Things to look at for scaling your site when it is time:
Output Caching
Optimizing Viewstate
Using Ajax where appropriate
Session optimization
Request, script, css and html minification
Two years ago I saw a relatively new (for two years ago) laptop running IIS and serving up 1100 to 1200 simple dynamic page requests per second. It had been set up by a consulting firm whose business was optimizing ASP.Net websites, but it goes to show you how much you can do.

Essentially, by the end of 2009, you expect to do 100,000 SQL queries per day. This is about 1.157 queries per second.
I am making the assumption that your configuration is "normal" (i.e. you're not doing something funky and these are pretty straightforward SELECT, UPDATE, INSERT, etc), and that your server is running RAID disks.
At 4,000 rows per table this is nothing to SQL server. You should be just fine. If you wanted to be proactive about it, put another stick of RAM in the server and bring it up to at least 2GB, that way IIS and SQL have plenty of memory (SQL will certainly take advantage of it).

The hosting machine? Does this mean that you have IIS and SQL installed on the same box or IIS on your host machine with a dedicated SQL Server provided by your hosting company? Either way I would suggest starting to take a look at how you might implement a caching layer to minimize the hits (where possible) to the database. Once this is PLANNED (not necessarily implemented) I would then start to look at how you might build a caching layer around your output (things built in ASP.NET). If you see a clear an easy path to building caching layers...then this is a quick and easy way to start to minimize request to the database and work on your web server. I suggest that this cache layer be flexible...read not use anything provided by .NET! Currently I still suggest using MemCached Win32. You can install it on your one hosted local box easily and configure your cache layer to use local resources (add memory...1gb is not enough). Then if you find that you really need to squeeze every little bit of performance out of your system...splurge for a second box. Split your cache between your current box...and the new box (allowing you to keep more in cache). This will give you some room (and time) to grow. Offloading to more cache should help address any future spikes...and with the second box you can now also focus on making your site work in farmed environment. If you are using local session..push that into your cache layer so that a request from one box or another won't matter (standard session is local to the box that it is managed on).
This is a huge subject...so without real details this is all speculation of course! You might be just right for adding better and more hardware to the existing installation.

Have you tried setting up a quick performance test using sample data? 20,000 page views is less than one/sec (assuming even distribution over 8 hours), which is pretty minimal given your small tables. Assuming you're not sending a ton of data with each page view (i.e. a data table with all 1000 rows from one of your tables), you are likely OK.
You may need to increase RAM, but other than running a performance test I wouldn't worry too much about performance right now.

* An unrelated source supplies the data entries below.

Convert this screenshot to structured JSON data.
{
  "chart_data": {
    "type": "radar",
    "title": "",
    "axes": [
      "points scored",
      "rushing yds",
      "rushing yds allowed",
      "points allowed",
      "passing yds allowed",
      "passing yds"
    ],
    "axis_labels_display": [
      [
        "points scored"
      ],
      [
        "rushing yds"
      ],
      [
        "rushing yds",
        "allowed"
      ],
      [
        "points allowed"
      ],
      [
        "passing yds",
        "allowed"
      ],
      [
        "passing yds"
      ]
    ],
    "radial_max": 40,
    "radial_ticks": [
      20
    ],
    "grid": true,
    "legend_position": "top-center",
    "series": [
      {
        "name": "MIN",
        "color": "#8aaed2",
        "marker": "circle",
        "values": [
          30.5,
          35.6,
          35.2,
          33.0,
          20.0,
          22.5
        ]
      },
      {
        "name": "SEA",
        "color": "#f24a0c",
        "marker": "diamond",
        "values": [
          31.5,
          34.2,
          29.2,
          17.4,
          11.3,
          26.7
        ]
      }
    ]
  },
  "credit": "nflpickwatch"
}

I don't think the load you are describing would be too much of a problem for most machines. Of course it doesn't just depend on the few metrics you outlined but also on query complexity, page size, and a heap of other things.
If you worry about scalability do some load testing and see how your site handles, say 10000 page views per hour (about 3 views per second). It's mostly always good to plan ahead as long as you plan for probable scenarios.

Guts say: Given 10 tables with 4,000 rows each and assuming about 2KB of data per row is only 80MB for the entire database. Easily cached within memory available. Assuming everything else about the application is equally simple, you should be able to easily serve hundreds of pages per second.
Engineers say: If you want to know, stress test your application.